Par
Vincent Guerrier
Publié le
26 oct. 2025 à 6h24
Au début des années 2000, Nicolas Libert et Emmanuel Renoird visitent une maison à quelques hectomètres du bourg de La Perrière (Orne). Une maison qui ne ressemble à aucune autre. Une maison qui est tout droit sortie d’un film hollywoodien ou d’une revue de science-fiction qui veut nous préparer aux « maisons du futur ». Désormais en vente, Le Perche a eu le privilège de la visiter. Petit plongeon au coeur de la Californie.

La maison possède un bel étang. ©Vincent GUERRIER
Un immense bloc de béton, pareil à un vaisseau, est posé sur deux piliers en béton. Au pied de ces piliers sortent plusieurs entrées pareilles à des pieds qui semblent tenir cet ensemble blanc.
Le couple qui visite vit alors à Paris. Ils sont scotchés par le style, et surtout par cette incroyable plongée dans la nature qu’offre cette tour de contrôle et sur son terrain de 13 hectares composé de bois, d’étangs, de collines et de chemins pour la balade. « Mais qui est l’architecte de cette maison ? », s’interrogent-ils, curieux. « Il s’appelle Pierre Dreux », répond l’agent immobilier qui organise la visite. « Pierre Dreux, comme vous ? », relance le couple. « Oui. C’est étonnant, je sais, mais je suis à la fois l’agent immobilier et celui qui a dessiné cette maison. »
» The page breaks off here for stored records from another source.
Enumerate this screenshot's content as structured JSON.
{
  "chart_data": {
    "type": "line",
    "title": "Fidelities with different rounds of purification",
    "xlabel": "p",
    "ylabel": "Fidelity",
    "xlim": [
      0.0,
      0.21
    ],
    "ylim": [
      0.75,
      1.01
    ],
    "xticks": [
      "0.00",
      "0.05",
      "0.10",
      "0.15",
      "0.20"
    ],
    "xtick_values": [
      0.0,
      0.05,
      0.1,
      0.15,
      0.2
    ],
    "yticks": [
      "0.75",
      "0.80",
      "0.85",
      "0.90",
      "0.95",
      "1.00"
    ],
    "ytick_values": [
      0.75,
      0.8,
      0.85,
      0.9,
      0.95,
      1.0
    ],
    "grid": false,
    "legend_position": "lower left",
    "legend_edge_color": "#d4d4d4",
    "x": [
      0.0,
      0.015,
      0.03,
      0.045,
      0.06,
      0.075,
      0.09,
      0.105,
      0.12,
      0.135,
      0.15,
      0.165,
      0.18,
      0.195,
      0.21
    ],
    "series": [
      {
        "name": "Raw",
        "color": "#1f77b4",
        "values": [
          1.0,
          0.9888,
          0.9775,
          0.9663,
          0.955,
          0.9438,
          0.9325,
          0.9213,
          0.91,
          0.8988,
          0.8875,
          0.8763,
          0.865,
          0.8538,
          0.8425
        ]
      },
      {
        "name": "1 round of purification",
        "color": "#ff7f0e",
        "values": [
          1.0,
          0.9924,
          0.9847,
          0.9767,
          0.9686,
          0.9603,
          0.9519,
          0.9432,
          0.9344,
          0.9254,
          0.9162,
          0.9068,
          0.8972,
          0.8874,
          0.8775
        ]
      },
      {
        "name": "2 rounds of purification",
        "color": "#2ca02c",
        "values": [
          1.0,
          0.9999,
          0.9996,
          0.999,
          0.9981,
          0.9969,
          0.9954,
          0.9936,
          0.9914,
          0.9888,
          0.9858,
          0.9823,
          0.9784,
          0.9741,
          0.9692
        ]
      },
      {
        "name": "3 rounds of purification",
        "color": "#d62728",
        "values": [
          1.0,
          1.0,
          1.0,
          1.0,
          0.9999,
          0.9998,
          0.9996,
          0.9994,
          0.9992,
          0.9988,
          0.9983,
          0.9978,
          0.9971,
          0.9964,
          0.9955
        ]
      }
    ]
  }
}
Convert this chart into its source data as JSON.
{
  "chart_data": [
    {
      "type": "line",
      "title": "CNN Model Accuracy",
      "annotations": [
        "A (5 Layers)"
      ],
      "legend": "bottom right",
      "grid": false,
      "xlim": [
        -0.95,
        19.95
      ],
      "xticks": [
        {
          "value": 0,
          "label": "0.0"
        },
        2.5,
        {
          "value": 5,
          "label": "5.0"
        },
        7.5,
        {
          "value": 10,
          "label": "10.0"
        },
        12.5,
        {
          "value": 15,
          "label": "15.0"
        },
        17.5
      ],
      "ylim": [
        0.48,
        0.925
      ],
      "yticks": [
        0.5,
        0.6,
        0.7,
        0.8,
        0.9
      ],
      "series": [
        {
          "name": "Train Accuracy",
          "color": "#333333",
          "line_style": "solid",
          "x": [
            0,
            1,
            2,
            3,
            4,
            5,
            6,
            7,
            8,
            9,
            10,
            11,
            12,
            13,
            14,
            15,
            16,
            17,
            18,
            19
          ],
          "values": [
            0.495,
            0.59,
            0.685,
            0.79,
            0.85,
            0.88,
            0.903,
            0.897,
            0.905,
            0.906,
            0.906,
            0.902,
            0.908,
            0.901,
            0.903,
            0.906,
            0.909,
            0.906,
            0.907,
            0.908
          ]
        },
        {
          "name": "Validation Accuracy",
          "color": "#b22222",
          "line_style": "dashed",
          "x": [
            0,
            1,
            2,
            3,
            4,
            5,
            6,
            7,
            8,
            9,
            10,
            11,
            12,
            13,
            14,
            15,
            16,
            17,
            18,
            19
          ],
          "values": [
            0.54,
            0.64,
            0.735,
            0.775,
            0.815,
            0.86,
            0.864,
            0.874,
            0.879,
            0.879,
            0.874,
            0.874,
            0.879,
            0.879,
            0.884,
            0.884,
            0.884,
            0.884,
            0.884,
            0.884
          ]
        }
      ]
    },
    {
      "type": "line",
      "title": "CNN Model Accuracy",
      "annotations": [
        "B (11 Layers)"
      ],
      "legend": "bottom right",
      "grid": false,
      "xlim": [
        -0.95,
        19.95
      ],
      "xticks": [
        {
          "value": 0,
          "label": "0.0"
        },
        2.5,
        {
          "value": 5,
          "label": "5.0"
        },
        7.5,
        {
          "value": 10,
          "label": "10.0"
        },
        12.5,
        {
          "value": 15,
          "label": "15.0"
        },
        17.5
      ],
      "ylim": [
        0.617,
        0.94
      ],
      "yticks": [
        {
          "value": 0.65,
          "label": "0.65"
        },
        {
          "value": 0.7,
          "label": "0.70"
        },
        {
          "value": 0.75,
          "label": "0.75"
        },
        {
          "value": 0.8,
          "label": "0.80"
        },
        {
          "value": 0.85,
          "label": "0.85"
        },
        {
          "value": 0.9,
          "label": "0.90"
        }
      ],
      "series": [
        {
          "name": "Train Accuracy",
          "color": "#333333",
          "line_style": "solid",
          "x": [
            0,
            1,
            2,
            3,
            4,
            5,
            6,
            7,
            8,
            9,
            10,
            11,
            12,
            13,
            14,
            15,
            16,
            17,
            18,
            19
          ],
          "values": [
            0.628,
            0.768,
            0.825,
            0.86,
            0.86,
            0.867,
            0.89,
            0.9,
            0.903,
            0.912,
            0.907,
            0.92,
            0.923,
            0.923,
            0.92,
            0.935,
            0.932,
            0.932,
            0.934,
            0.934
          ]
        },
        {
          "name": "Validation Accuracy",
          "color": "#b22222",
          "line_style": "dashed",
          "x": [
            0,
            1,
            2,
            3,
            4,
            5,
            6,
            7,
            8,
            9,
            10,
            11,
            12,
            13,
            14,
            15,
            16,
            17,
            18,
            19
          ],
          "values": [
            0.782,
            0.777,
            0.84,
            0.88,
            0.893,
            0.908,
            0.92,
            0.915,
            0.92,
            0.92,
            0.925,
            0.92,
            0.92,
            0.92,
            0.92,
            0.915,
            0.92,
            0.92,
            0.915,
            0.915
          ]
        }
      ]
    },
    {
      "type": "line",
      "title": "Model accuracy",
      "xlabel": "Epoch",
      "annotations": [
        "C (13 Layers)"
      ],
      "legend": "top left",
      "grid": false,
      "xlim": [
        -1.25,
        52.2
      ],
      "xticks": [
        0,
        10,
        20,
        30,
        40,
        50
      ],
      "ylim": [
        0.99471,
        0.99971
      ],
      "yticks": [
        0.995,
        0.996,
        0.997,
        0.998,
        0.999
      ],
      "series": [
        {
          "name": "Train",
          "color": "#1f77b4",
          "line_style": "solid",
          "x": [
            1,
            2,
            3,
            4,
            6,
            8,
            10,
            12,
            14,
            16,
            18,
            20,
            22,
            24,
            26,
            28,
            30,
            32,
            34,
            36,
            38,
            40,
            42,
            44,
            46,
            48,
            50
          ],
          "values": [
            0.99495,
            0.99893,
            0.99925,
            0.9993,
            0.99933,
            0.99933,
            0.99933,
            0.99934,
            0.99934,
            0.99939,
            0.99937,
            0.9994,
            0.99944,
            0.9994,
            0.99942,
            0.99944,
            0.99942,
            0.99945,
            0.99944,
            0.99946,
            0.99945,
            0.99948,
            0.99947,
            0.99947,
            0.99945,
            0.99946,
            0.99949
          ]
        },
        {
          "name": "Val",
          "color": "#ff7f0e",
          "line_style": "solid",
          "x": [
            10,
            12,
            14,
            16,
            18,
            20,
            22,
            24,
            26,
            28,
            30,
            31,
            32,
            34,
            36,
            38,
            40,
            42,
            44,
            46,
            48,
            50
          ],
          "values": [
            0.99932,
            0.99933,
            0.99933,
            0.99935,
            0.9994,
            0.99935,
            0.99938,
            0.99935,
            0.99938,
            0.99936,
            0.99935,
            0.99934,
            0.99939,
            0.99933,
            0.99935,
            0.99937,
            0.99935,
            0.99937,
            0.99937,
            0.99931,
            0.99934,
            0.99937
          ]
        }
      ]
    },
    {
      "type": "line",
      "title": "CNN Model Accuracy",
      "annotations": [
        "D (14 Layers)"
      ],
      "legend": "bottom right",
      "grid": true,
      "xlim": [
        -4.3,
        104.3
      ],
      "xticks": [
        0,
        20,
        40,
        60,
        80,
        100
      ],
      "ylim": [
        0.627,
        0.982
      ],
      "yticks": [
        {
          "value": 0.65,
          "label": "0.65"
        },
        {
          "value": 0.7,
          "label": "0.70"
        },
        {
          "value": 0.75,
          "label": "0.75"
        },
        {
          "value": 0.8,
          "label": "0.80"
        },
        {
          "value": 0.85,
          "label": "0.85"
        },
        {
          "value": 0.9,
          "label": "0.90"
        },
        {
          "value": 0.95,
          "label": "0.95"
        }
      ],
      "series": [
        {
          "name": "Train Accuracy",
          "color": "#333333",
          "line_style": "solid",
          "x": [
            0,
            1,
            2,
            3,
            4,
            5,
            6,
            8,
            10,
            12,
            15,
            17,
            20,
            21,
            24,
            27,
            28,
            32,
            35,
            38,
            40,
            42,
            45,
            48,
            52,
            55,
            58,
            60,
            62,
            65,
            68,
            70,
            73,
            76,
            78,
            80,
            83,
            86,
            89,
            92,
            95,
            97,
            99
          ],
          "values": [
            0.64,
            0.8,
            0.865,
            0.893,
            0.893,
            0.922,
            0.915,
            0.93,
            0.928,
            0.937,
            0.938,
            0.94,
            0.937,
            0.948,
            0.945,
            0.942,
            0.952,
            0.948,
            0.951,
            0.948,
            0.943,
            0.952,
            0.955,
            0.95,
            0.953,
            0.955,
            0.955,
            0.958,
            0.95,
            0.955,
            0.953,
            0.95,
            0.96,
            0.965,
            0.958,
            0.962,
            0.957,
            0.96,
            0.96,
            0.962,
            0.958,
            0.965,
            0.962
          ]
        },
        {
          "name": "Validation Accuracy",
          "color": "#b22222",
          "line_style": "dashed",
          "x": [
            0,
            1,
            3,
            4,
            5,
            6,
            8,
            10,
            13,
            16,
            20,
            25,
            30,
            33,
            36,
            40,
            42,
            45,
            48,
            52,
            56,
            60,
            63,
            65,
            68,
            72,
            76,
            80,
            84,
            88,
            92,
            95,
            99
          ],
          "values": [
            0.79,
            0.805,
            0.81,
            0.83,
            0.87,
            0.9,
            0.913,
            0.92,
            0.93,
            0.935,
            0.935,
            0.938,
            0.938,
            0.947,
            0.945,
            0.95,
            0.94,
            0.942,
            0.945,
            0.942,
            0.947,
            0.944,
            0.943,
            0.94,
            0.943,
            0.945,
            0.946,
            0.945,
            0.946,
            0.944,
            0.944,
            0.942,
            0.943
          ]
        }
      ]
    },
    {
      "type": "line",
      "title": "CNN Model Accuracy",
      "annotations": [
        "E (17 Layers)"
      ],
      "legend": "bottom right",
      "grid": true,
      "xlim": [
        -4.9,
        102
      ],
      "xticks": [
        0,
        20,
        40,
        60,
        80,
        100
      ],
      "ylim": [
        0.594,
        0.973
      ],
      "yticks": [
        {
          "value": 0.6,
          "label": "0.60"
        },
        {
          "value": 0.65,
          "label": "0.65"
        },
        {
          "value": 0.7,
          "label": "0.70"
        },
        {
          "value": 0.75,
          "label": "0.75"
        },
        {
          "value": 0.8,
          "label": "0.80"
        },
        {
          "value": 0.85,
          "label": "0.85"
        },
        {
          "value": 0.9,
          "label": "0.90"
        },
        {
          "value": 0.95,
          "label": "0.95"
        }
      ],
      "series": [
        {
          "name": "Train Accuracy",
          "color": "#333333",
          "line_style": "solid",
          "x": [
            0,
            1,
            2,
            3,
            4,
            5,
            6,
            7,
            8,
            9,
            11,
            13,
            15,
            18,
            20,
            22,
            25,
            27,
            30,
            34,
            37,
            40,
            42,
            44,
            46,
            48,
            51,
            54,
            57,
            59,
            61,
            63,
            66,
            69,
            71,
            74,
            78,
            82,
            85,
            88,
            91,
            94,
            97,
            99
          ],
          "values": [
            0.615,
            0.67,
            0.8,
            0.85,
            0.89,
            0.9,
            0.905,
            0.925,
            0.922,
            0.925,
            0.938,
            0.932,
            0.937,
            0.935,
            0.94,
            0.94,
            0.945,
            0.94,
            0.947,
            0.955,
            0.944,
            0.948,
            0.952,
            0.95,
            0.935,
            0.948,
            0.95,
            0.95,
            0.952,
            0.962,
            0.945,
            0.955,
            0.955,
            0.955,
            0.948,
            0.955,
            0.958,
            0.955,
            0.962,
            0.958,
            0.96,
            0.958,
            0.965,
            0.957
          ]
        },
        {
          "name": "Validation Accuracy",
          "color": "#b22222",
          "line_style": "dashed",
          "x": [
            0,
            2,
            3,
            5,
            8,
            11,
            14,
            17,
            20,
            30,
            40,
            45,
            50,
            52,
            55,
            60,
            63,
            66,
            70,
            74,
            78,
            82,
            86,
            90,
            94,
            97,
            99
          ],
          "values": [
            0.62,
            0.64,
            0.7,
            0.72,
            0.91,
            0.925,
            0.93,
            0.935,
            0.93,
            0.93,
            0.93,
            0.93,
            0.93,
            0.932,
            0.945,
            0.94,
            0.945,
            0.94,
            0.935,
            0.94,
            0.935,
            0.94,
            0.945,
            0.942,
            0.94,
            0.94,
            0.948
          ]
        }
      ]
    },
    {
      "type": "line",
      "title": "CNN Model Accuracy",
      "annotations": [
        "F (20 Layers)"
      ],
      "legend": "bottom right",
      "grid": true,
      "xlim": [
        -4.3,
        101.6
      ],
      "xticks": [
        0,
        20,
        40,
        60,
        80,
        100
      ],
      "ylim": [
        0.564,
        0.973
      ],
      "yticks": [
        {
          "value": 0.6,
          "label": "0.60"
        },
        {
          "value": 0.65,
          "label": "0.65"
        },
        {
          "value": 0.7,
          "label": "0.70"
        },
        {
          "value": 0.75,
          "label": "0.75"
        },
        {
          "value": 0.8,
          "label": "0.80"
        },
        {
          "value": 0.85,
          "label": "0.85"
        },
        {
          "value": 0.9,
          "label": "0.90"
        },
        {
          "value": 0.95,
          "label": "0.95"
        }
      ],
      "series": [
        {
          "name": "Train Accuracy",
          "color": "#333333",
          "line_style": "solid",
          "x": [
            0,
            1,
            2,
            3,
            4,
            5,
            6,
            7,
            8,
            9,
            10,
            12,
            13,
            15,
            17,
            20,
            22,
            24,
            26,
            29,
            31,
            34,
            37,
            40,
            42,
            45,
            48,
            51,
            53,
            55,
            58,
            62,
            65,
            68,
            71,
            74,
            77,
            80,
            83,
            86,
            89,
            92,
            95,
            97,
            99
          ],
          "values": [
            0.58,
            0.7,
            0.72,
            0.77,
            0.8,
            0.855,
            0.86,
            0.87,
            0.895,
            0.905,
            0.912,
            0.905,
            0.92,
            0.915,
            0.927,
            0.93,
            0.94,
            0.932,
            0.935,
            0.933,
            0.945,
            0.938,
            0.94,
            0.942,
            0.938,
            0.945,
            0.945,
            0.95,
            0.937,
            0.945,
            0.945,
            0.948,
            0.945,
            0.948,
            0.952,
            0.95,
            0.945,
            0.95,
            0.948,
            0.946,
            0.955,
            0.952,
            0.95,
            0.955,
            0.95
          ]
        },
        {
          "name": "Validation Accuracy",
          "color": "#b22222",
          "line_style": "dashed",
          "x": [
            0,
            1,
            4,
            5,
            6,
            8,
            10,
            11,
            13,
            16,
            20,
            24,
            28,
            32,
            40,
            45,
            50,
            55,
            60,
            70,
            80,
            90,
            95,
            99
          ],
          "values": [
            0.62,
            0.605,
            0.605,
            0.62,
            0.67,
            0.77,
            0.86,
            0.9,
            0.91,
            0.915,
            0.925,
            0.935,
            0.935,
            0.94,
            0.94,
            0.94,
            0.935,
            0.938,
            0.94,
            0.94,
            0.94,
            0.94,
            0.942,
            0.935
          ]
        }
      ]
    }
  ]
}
Le salon est une sorte de vigie sur les bois environnants. ©Manuel BOUGOT
Vingt-cinq ans plus tard, l’affirmation est largement démentie dans le village. Pierre Dreux n’ayant en effet jamais eu le moindre diplôme d’architecte. Quoi qu’il en soit, l’incroyable maison est à nouveau mise en vente à La Perrière.
Pierre Dreux n’est autre que le fils de Gaston Dreux, ce grand industriel qui a fait travailler jusqu’à 500 personnes dans ses usines au cœur de La Perrière au début des années 50.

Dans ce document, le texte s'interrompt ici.